Frankly, I know her, I know her likes and dislikes... and its a rather long list. If I could build the thing I'd pick an "townie" style cruiser with discs and an Alfine, but budget limits me greatly.

She needs a bullet proof car replacement. I've seen her ride, and while it's not as hard on a bike as off roading, She will need something built to last.


----------



## Plauscha (Jul 24, 2009)

Have you looked at the specialized vita step through? I don't know how she feels about black and pink.


----------



## SteveF (Mar 5, 2004)

There are tons of step through city bikes around--they're very common in Europe for both sexes. They aren't considered women's frames there--both sexes appreciate the convenience of not having a top tube to deal with when getting on or off the bike in street clothes.

Any bike shop worth a crap should have some examples for you to check out--anything from basic comfort bikes to performance-oriented hybrids.

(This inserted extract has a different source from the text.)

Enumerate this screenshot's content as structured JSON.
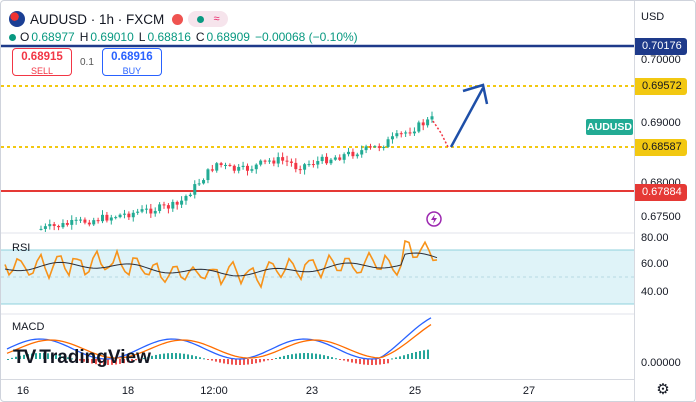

Riv has a couple of options: Frames & Forks

Soma does one: Buena Vista Frame Set | SOMA Fabrications

Good luck!


----------



## connie (Mar 16, 2004)

SteveF said:


> There are tons of step through city bikes around--they're very common in Europe for both sexes. They aren't considered women's frames there--both sexes appreciate the convenience of not having a top tube to deal with when getting on or off the bike in street clothes.
> 
> Any bike shop worth a crap should have some examples for you to check out--anything from basic comfort bikes to performance-oriented hybrids.
> 
> ...


For a city bike/cruiser it makes sense. (We've had people here looking for step through mountain bikes because that's what they thought women are supposed to ride... so I just wanted to verify what they were looking for!)

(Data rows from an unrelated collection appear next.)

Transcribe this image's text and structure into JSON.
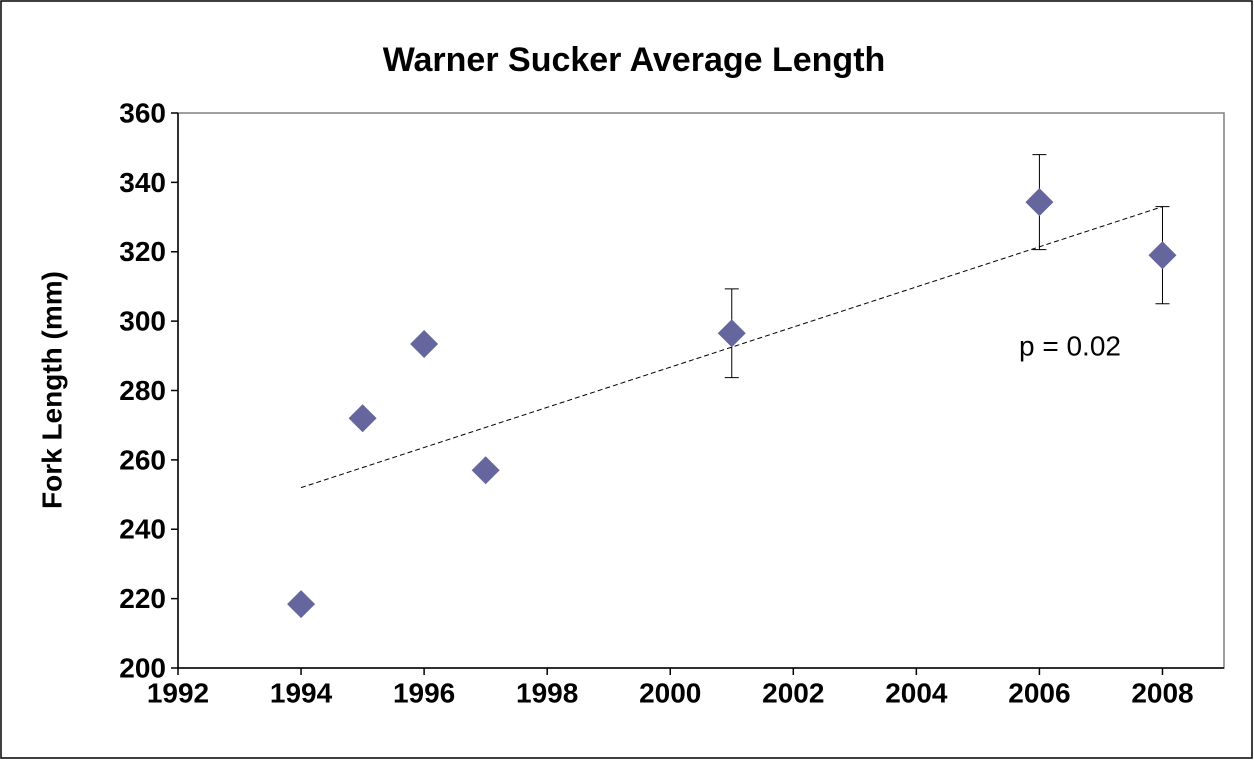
{
  "chart_data": {
    "type": "scatter",
    "title": "Warner Sucker Average Length",
    "ylabel": "Fork Length (mm)",
    "annotation": "p = 0.02",
    "xlim": [
      1992,
      2009
    ],
    "xticks": [
      1992,
      1994,
      1996,
      1998,
      2000,
      2002,
      2004,
      2006,
      2008
    ],
    "ylim": [
      200,
      360
    ],
    "yticks": [
      200,
      220,
      240,
      260,
      280,
      300,
      320,
      340,
      360
    ],
    "grid": false,
    "series": [
      {
        "color": "#66669e",
        "x": [
          1994,
          1995,
          1996,
          1997,
          2001,
          2006,
          2008
        ],
        "values": [
          218.4,
          272,
          293.4,
          257,
          296.5,
          334.3,
          319
        ],
        "errors": [
          null,
          null,
          null,
          null,
          12.8,
          13.7,
          14
        ]
      }
    ],
    "trendline": {
      "x": [
        1994,
        2008
      ],
      "values": [
        252,
        333
      ]
    }
  }
}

But it sounds like that's pretty much what she plans to do with it - use it for a pretty casual commute so that makes sense.

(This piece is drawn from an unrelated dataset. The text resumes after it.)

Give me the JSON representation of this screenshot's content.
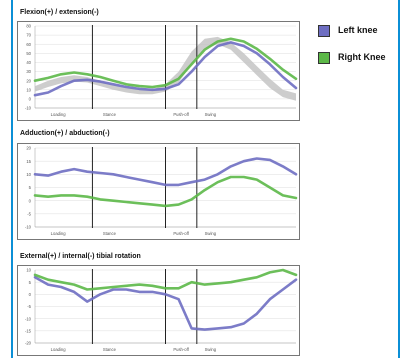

I would think you have a ton of options and most should be good as long as you're shopping in a bike shop instead of WalMart.

Allant WSD - Trek Bicycle

Or similar but with a suspension fork if she's going off road more?
7500 WSD - Trek Bicycle


----------



## ferday (Jan 15, 2004)

I bought my wife a pretty nice Electra cruiser for >600. So far it's taking the miles pretty well and it's really nice

For "real" bikes, giant makes an excellent step thru called the via, for under 600 you can get an internal hub, the bike looks nice and functional. If you want a fork they make the cypress for about the same price (with a derailleur)

For the record suntour makes marzocchi forks, and tektro make some really nice brakes for the budget minded. Since most of these step thrus come with vees, you could find a set of XT vees for probably 20 bucks


----------